Just when many observers feared a downturn similar to the 2008 recession, the resumption of market activity saw a surge in pent-up demand across the country. A record rebound in May and June put to rest any notion that the market would remain sluggish for very long.
Even amid the country’s recession and protests, activity has been largely undeterred through much of the U.S. Nearly two-thirds of consumers said it was a good time to buy home in a Fannie Mae housing survey from June, while about 41% believe it’s a good time to sell. Both numbers were increases over the previous month.
As Realtor.com pointed out earlier this month, median home prices have increased by 6.2% and homes are selling faster this year than they were in 2019. Bidding wars have returned with full force.
“People are really quick today to compare today with the Great Recession,” Ali Wolf, chief economist of Meyers Research, told the website. “But we’re dealing with a different animal.”
Perhaps the clearest reason for the powerful recovery is that many of the housing market pressures and enticements that existed before the pandemic are still in effect, or even greater.
Interest rates remain historically low, leaving many potential buyers with too strong of an incentive to stay away.
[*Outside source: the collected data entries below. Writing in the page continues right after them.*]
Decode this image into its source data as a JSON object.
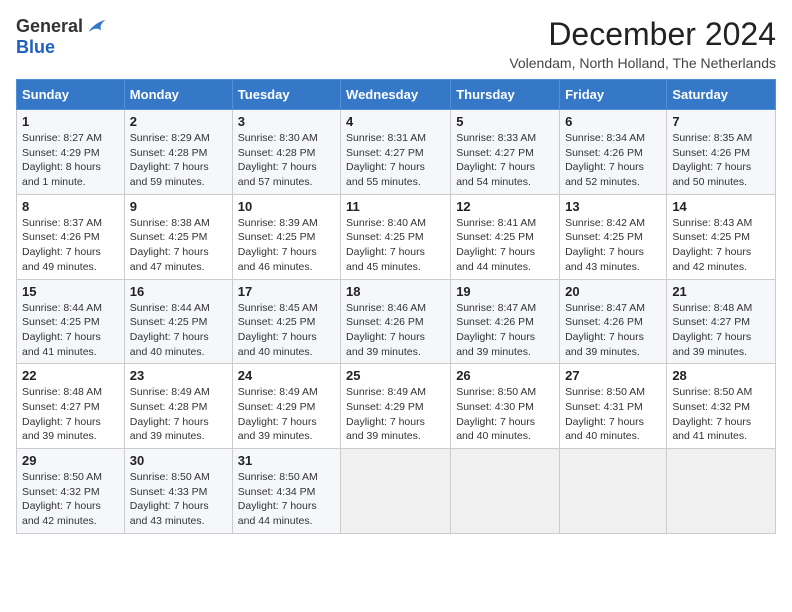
{
  "logo": {
    "general": "General",
    "blue": "Blue"
  },
  "title": "December 2024",
  "location": "Volendam, North Holland, The Netherlands",
  "days_of_week": [
    "Sunday",
    "Monday",
    "Tuesday",
    "Wednesday",
    "Thursday",
    "Friday",
    "Saturday"
  ],
  "weeks": [
    [
      {
        "day": "1",
        "info": "Sunrise: 8:27 AM\nSunset: 4:29 PM\nDaylight: 8 hours\nand 1 minute."
      },
      {
        "day": "2",
        "info": "Sunrise: 8:29 AM\nSunset: 4:28 PM\nDaylight: 7 hours\nand 59 minutes."
      },
      {
        "day": "3",
        "info": "Sunrise: 8:30 AM\nSunset: 4:28 PM\nDaylight: 7 hours\nand 57 minutes."
      },
      {
        "day": "4",
        "info": "Sunrise: 8:31 AM\nSunset: 4:27 PM\nDaylight: 7 hours\nand 55 minutes."
      },
      {
        "day": "5",
        "info": "Sunrise: 8:33 AM\nSunset: 4:27 PM\nDaylight: 7 hours\nand 54 minutes."
      },
      {
        "day": "6",
        "info": "Sunrise: 8:34 AM\nSunset: 4:26 PM\nDaylight: 7 hours\nand 52 minutes."
      },
      {
        "day": "7",
        "info": "Sunrise: 8:35 AM\nSunset: 4:26 PM\nDaylight: 7 hours\nand 50 minutes."
      }
    ],
    [
      {
        "day": "8",
        "info": "Sunrise: 8:37 AM\nSunset: 4:26 PM\nDaylight: 7 hours\nand 49 minutes."
      },
      {
        "day": "9",
        "info": "Sunrise: 8:38 AM\nSunset: 4:25 PM\nDaylight: 7 hours\nand 47 minutes."
      },
      {
        "day": "10",
        "info": "Sunrise: 8:39 AM\nSunset: 4:25 PM\nDaylight: 7 hours\nand 46 minutes."
      },
      {
        "day": "11",
        "info": "Sunrise: 8:40 AM\nSunset: 4:25 PM\nDaylight: 7 hours\nand 45 minutes."
      },
      {
        "day": "12",
        "info": "Sunrise: 8:41 AM\nSunset: 4:25 PM\nDaylight: 7 hours\nand 44 minutes."
      },
      {
        "day": "13",
        "info": "Sunrise: 8:42 AM\nSunset: 4:25 PM\nDaylight: 7 hours\nand 43 minutes."
      },
      {
        "day": "14",
        "info": "Sunrise: 8:43 AM\nSunset: 4:25 PM\nDaylight: 7 hours\nand 42 minutes."
      }
    ],
    [
      {
        "day": "15",
        "info": "Sunrise: 8:44 AM\nSunset: 4:25 PM\nDaylight: 7 hours\nand 41 minutes."
      },
      {
        "day": "16",
        "info": "Sunrise: 8:44 AM\nSunset: 4:25 PM\nDaylight: 7 hours\nand 40 minutes."
      },
      {
        "day": "17",
        "info": "Sunrise: 8:45 AM\nSunset: 4:25 PM\nDaylight: 7 hours\nand 40 minutes."
      },
      {
        "day": "18",
        "info": "Sunrise: 8:46 AM\nSunset: 4:26 PM\nDaylight: 7 hours\nand 39 minutes."
      },
      {
        "day": "19",
        "info": "Sunrise: 8:47 AM\nSunset: 4:26 PM\nDaylight: 7 hours\nand 39 minutes."
      },
      {
        "day": "20",
        "info": "Sunrise: 8:47 AM\nSunset: 4:26 PM\nDaylight: 7 hours\nand 39 minutes."
      },
      {
        "day": "21",
        "info": "Sunrise: 8:48 AM\nSunset: 4:27 PM\nDaylight: 7 hours\nand 39 minutes."
      }
    ],
    [
      {
        "day": "22",
        "info": "Sunrise: 8:48 AM\nSunset: 4:27 PM\nDaylight: 7 hours\nand 39 minutes."
      },
      {
        "day": "23",
        "info": "Sunrise: 8:49 AM\nSunset: 4:28 PM\nDaylight: 7 hours\nand 39 minutes."
      },
      {
        "day": "24",
        "info": "Sunrise: 8:49 AM\nSunset: 4:29 PM\nDaylight: 7 hours\nand 39 minutes."
      },
      {
        "day": "25",
        "info": "Sunrise: 8:49 AM\nSunset: 4:29 PM\nDaylight: 7 hours\nand 39 minutes."
      },
      {
        "day": "26",
        "info": "Sunrise: 8:50 AM\nSunset: 4:30 PM\nDaylight: 7 hours\nand 40 minutes."
      },
      {
        "day": "27",
        "info": "Sunrise: 8:50 AM\nSunset: 4:31 PM\nDaylight: 7 hours\nand 40 minutes."
      },
      {
        "day": "28",
        "info": "Sunrise: 8:50 AM\nSunset: 4:32 PM\nDaylight: 7 hours\nand 41 minutes."
      }
    ],
    [
      {
        "day": "29",
        "info": "Sunrise: 8:50 AM\nSunset: 4:32 PM\nDaylight: 7 hours\nand 42 minutes."
      },
      {
        "day": "30",
        "info": "Sunrise: 8:50 AM\nSunset: 4:33 PM\nDaylight: 7 hours\nand 43 minutes."
      },
      {
        "day": "31",
        "info": "Sunrise: 8:50 AM\nSunset: 4:34 PM\nDaylight: 7 hours\nand 44 minutes."
      },
      null,
      null,
      null,
      null
    ]
  ]
}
There also was a glut of demand from Millennial home buyers, and a persistent shortage of supply, that has strengthened competition for these properties and elevated prices.
Although these signs are all positive, it’s important to recognize that there also reasons to temper optimism.
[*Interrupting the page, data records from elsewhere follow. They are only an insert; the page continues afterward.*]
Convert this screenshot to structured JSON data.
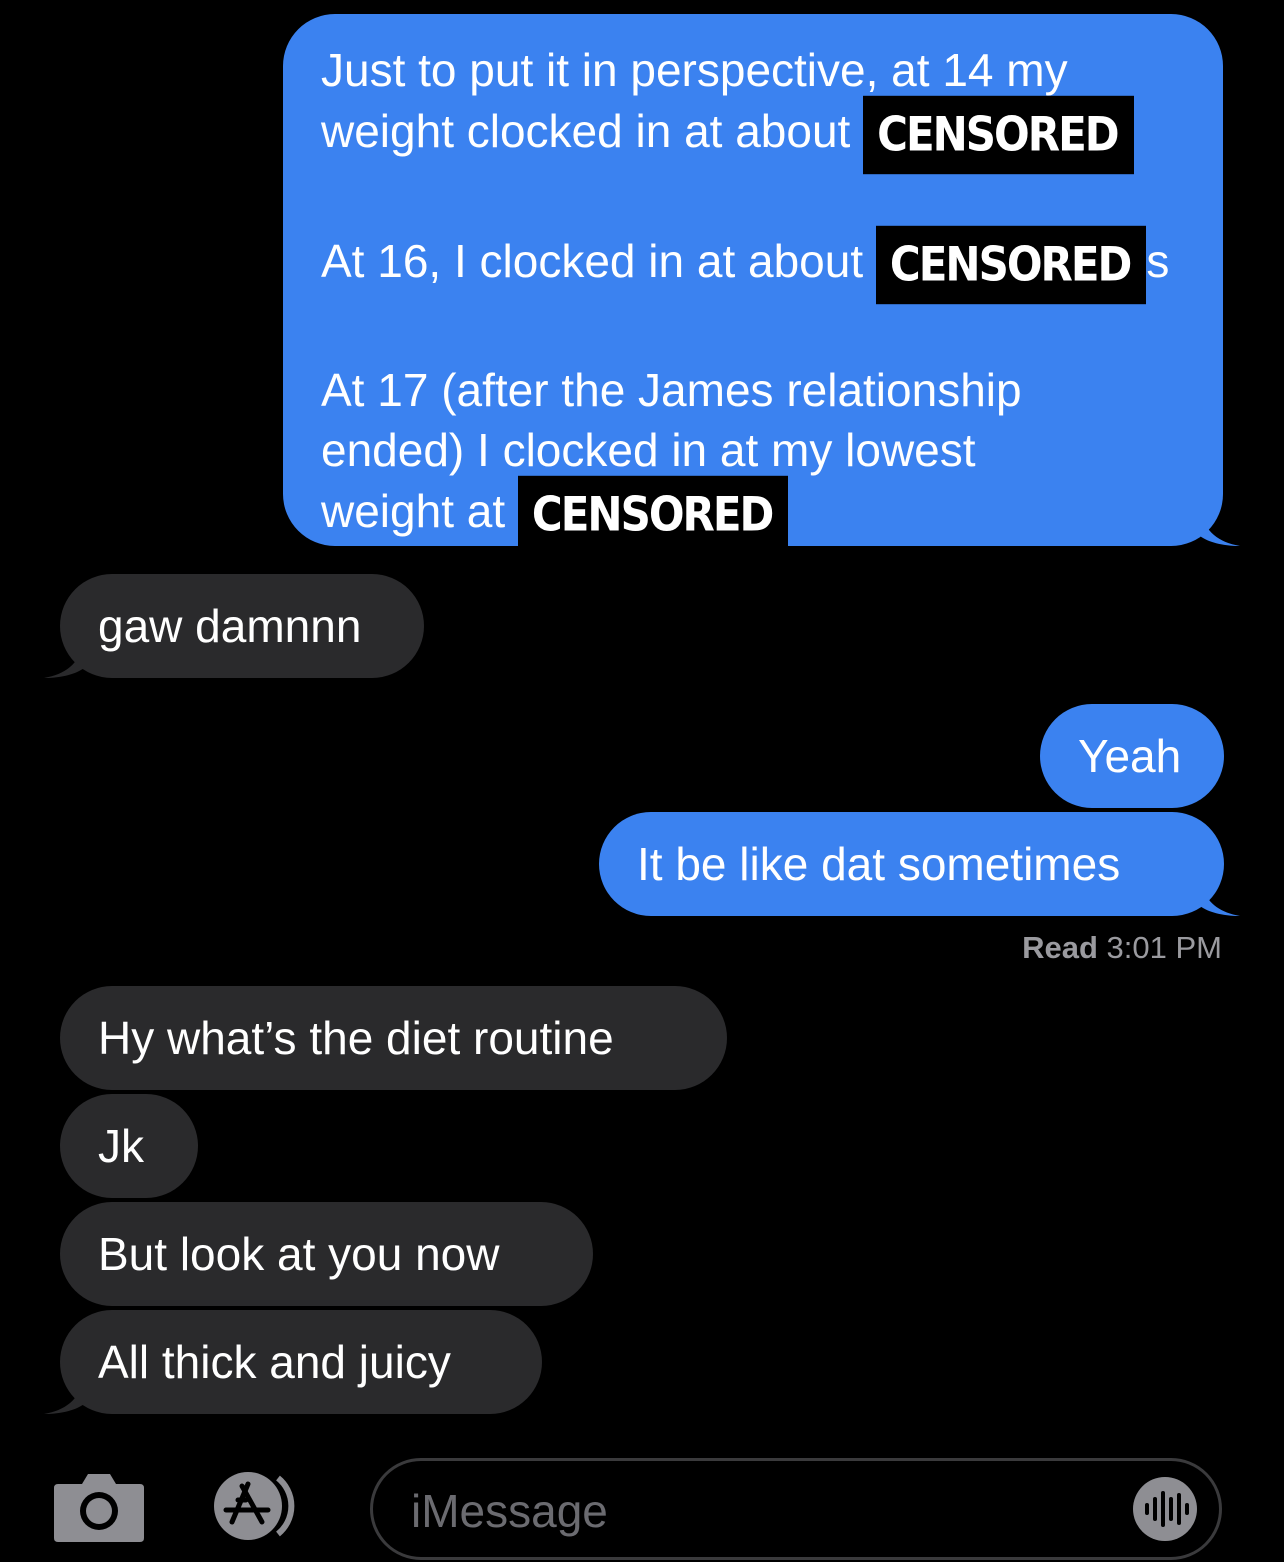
{
  "messages": [
    {
      "side": "sent",
      "lines": [
        {
          "text": "Just to put it in perspective, at 14 my"
        },
        {
          "text": "weight clocked in at about",
          "censor": "CENSORED"
        },
        {
          "text": "At 16, I clocked in at about",
          "censor": "CENSORED",
          "suffix": "s"
        },
        {
          "text": "At 17 (after the James relationship"
        },
        {
          "text": "ended) I clocked in at my lowest"
        },
        {
          "text": "weight at",
          "censor": "CENSORED"
        }
      ]
    },
    {
      "side": "received",
      "text": "gaw damnnn"
    },
    {
      "side": "sent",
      "text": "Yeah"
    },
    {
      "side": "sent",
      "text": "It be like dat sometimes"
    },
    {
      "side": "received",
      "text": "Hy what’s the diet routine"
    },
    {
      "side": "received",
      "text": "Jk"
    },
    {
      "side": "received",
      "text": "But look at you now"
    },
    {
      "side": "received",
      "text": "All thick and juicy"
    }
  ],
  "read_receipt": {
    "label": "Read",
    "time": "3:01 PM"
  },
  "input_bar": {
    "placeholder": "iMessage",
    "icons": [
      "camera-icon",
      "app-store-icon",
      "audio-waveform-icon"
    ]
  },
  "colors": {
    "background": "#000000",
    "sent_bubble": "#3b82f0",
    "received_bubble": "#2a2a2c",
    "secondary_text": "#9a9a9f"
  }
}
Forbes recently evaluated some potential stumbling blocks and predictions for the remainder of 2020.
Ralph McLaughlin, chief economist at home equity startup Haus, said there are reasons to expect more of W-shaped recovery than a V-shaped bounce-back. Via Forbes:
“First, we think there will be an initial rebound simply due to pent-up demand for home buying that would have otherwise occurred in March, April, and May but will simply be pushed to June, July, and August. But after that, we’re not expecting new demand to replace it at comparable levels, which will lead to another drop in activity. Second, and I think we’re seeing this already, is that the virus will make a comeback, which will lead to less demand for homebuying in the fall. Third, there’s a possibility that we’ll see a broader impact on housing demand if the federal unemployment insurance bonus runs out at the end of the month.” --Ralph McLaughlin, Chief Economist, Haus
Other pressures that remain to be seen are an increase in foreclosures when lender moratoriums are lifted, the effects of surging cases in different markets and trends in unemployment that may affect purchasing ability moving forward.
The recovery the U.S. housing market has seen thus far is incredibly encouraging. Whether it will withstand the country’s longer-term economic barriers in the pandemic is still too soon to tell.